By using gcc -O3, I managed to shave a few milliseconds off. Then I used clang, which I prefer because the assembly output is much cleaner. The clang -O3 version was also faster than gcc -O3 - llvm is simply better at rearranging the code at a higher level. clang can output the assembly directly. For comparing it with the go version, objdump works on both. ¹

$ clang -O3 -S -masm=intel nikita.c -o nikita.s
# or
$ clang -O3 -Wall -Wextra nikita.c -o nikita
$ objdump -M intel -S nikita > nikita.s

Let’s see what we have:

; Intel-syntax 64-bit assembly
; prologue omitted
  xor ebx, ebx              ; uint64_t num = 0; *
  jmp getchar               ; goto getchar;
  .align  4, 0x90           ; 6 bytes of nop padding for alignment
loop_start:                 ; do {
  lea rcx, [rbx+4*rbx]      ;   tmp = num + num * 4 = num * 5;
  cdqe                      ;   b = (uint64_t)b;
  lea rbx, [rax+2*rcx-48]   ;   num = tmp * 2 + b - '0';
; so the last 3 lines are:   num = num * 10 + (uint64_t)b - '0';
getchar:
  call    _getchar          ;   b = getchar();
; return value is in rax, but since it's an int use eax.
  cmp eax, 10               ;   if (b == '\n')
  je  loop_end              ;     break;
  cmp eax, 32               ; } while (b != ' ')
  jne loop_start
loop_end:
  mov rax, rbx              ; return num;
; epilogue omitted

* for amd64, zeroing the 32-bit register implicitly zeros the top 32-bits. Doing this as a 32-bit op takes one less byte than the corresponding 64-bit op: 48 31 db xor rbx,rbx vs 31 db xor ebx,ebx.

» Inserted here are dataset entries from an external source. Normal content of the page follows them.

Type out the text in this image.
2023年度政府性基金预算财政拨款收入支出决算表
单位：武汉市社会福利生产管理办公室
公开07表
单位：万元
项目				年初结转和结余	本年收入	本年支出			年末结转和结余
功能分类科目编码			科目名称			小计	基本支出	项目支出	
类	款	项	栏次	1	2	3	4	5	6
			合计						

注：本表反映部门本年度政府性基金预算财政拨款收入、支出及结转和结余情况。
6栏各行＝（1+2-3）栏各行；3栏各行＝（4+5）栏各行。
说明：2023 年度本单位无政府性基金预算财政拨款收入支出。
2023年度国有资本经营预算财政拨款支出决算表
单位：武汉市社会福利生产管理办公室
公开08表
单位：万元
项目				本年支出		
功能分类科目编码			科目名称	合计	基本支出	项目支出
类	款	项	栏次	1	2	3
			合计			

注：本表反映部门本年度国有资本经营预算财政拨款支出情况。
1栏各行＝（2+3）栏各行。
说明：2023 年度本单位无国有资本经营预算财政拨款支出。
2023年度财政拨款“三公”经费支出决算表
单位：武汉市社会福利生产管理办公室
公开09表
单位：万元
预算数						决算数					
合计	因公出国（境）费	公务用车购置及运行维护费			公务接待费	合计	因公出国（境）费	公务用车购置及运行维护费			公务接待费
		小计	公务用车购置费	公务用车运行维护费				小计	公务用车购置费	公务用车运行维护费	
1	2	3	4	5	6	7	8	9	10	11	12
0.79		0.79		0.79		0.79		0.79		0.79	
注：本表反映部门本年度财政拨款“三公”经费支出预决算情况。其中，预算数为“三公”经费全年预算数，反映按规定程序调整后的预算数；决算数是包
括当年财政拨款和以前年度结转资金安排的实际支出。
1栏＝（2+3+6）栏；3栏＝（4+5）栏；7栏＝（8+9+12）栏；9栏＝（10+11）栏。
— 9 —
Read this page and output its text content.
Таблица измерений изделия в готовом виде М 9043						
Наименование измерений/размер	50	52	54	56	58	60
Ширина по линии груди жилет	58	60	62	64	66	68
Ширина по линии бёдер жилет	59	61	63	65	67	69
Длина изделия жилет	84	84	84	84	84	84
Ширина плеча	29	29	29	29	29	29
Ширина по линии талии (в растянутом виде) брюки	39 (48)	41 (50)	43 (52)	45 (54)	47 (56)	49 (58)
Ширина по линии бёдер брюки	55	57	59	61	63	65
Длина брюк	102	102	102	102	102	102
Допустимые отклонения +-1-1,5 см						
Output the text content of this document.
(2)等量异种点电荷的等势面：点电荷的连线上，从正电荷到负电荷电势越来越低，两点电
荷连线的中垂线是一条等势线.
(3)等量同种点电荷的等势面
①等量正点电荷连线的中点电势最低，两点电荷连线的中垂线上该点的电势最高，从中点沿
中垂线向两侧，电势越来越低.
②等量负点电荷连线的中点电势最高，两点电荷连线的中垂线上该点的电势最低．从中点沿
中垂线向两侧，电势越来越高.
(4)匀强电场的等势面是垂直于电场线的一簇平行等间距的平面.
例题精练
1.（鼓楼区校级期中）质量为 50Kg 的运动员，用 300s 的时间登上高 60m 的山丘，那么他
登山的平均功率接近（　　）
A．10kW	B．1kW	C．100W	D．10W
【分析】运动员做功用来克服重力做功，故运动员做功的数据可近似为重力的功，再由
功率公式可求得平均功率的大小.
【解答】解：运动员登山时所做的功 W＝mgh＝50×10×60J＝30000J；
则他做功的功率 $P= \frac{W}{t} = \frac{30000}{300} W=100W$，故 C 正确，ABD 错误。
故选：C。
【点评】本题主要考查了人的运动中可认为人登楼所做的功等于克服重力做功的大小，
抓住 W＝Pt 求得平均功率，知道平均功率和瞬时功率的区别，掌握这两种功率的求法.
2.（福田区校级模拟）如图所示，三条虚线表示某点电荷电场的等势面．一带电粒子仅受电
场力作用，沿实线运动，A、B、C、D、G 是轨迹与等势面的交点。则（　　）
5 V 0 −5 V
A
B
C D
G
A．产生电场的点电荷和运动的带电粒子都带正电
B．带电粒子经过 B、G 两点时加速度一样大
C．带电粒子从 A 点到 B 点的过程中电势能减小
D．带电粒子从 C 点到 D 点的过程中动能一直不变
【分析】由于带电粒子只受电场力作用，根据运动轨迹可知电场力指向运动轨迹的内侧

Pretty tight - not much optimisation there, except for getchar. I tried using fread on stdin instead, but that was about the same as getchar. In the go disassembly, I didn’t find either getchar or fread, but I did find mmap! Aha, so that’s how the go version is faster.

Using mmap, the C version was now 3x as fast as the go version. Now we could all get on with our lives. Nikita, it’s been fun!